N’est-ce pas sur ce point qu’aurait pu porter le fameux « débat au sein de l’Église » que certains appelaient de leurs vœux ? « Il n’est pas faux de dire qu’il n’a pas eu lieu, sauf sur les blogs et dans les courriers de lecteurs », reconnaît Mgr François Fonlupt, évêque de Rodez, qui rappelle surtout, comme ses confrères, que « la société en général » en a été privée.
Si cette mobilisation a laissé l’impression, de l’extérieur, d’un positionnement monolithique de l’Église catholique, des divergences se sont en réalité manifestées au sein même de l’épiscopat. Certains s’en sont tenus à argumenter sur le fond dans l’éditorial de leur journal diocésain, quand d’autres se joignaient aux cortèges.
appels à un dialogue « institutionnalisé »
Plusieurs, comme Mgr Brunin, s’appuient sur la formule de Benoît XVI dans l’encyclique Caritas in veritate – « L’Église n’a pas à prendre en main le combat politique » – pour justifier leur refus d’engager leur diocèse. D’autres, comme Mgr Dominique Rey, à Toulon, affirment être restés dans leur rôle en « exprimant au gouvernement (leur) opinion ». « L’évêque doit prendre sa part de responsabilité et en même temps ne pas entrer sur un terrain politicien qui lui ferait perdre sa liberté », souligne-t-il.
Au fond, tous sont conscients que ce débat illustre le problème redoutable auquel doit se confronter l’Église : « se situer, dans notre société, comme le groupe religieux le plus important, mais parmi d’autres », résume Mgr Descubes. « Pour nous chrétiens, le droit obéit à la morale. Mais pour le reste de la société, il obéit à la loi du nombre. Comment vivre avec cette contradiction ? », s’interroge Mgr Hippolyte Simon, archevêque de Clermont.

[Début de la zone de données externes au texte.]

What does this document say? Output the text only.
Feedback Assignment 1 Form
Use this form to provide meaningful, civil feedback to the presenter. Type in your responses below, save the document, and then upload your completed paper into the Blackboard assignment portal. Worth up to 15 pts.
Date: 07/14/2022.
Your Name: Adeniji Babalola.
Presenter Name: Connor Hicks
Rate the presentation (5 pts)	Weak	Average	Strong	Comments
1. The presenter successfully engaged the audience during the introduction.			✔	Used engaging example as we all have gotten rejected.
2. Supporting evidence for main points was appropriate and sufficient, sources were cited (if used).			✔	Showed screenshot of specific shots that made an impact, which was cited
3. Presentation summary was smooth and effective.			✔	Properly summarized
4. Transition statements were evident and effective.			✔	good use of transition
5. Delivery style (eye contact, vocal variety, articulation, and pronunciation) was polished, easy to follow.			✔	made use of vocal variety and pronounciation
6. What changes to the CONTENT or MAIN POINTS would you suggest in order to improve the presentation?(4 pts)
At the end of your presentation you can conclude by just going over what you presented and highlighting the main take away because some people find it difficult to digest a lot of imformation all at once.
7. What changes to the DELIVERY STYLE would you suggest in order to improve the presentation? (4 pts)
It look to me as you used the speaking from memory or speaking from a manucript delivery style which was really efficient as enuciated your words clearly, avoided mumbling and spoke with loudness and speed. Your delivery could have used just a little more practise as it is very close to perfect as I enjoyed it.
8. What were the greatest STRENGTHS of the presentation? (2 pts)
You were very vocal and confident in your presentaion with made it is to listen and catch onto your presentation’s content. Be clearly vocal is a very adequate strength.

La crainte, exprimée par Mgr Fonlupt, d’une Église placée, malgré elle, « dans une position frontale, défensive », s’est hélas réalisée, déplore-t-il. Or, pour l’évêque de Rodez, les chrétiens ne sont « ni à côté ni en face » de la société. Ils doivent, au contraire, précise Mgr Dagens, « travailler à inscrire la foi chrétienne dans le tissu tellement déchiré de notre société, car leur voix est attendue ».
D’où l’appel incessant des évêques à un dialogue constructif avec les pouvoirs publics lors de tels choix de société. « Sans cela, la société va éclater », avance Mgr Descubes, qui plaide pour un dialogue « institutionnalisé » avec les religions, comme il existe en Allemagne.